Литмир - Электронная Библиотека

Впрочем, припоминаю и другое… Вдоль дороги аккуратными рядами выстроились нарядные люди. Ждут, когда проедет Никита Хрущёв. С утра мы торчим на своем балконе. Вот показался скромный кортеж, медленно проехал по улице, и из одной из черных машин махал лысый человек.

По этой же дороге каждый день проходили грузовики с зарешеченным открытым кузовом,

в котором сидели бритые, одетые в одинаково серую одежду заключенные. И я пыталась разглядеть там дядю Гену. Младший сын нанай попал в тюрьму: вспыльчивость характера, без отцовское детство привели его на кривую дорогу…

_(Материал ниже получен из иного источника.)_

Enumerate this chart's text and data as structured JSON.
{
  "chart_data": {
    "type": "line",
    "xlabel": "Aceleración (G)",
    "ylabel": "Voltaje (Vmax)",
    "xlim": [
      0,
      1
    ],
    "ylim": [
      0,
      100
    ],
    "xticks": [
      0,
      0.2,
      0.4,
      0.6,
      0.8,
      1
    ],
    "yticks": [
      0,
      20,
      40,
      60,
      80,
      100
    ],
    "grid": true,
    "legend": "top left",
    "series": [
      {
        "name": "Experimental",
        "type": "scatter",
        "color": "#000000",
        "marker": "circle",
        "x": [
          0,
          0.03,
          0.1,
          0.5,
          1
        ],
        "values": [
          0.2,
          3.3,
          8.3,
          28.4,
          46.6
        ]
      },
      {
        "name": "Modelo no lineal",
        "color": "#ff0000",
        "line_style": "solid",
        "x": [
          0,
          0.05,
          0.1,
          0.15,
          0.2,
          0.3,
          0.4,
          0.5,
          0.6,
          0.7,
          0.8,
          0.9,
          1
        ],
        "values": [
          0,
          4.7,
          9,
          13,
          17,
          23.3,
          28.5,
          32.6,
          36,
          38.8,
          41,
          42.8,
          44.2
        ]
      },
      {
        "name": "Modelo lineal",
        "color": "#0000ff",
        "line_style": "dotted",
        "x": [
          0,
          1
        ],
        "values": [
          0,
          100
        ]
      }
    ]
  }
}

В 4 класс я пошла в школу №85. Нанай вынуждена была тащить на себе два дома, и я жила то там, то здесь. В новую школу мне приходилось идти в противоположную сторону чуть больше километра: мимо частных домов, затем парочка двухэтажных желтых домов, потом начинался квартал пятиэтажных серых домов, переход через дорогу, затем дворами выходишь к светло-желтому четырехэтажному зданию школы. Альмира пошла в эту же школу в 1 класс.

А жили мы на два дома потому, что родители опять завербовались, теперь на остров Сахалин. Мама работала в магазине. Он стоял (на фото) весь занесенный снегом, и казалось, вокруг ничего нет, кроме этого деревянного здания и бесконечных снегов.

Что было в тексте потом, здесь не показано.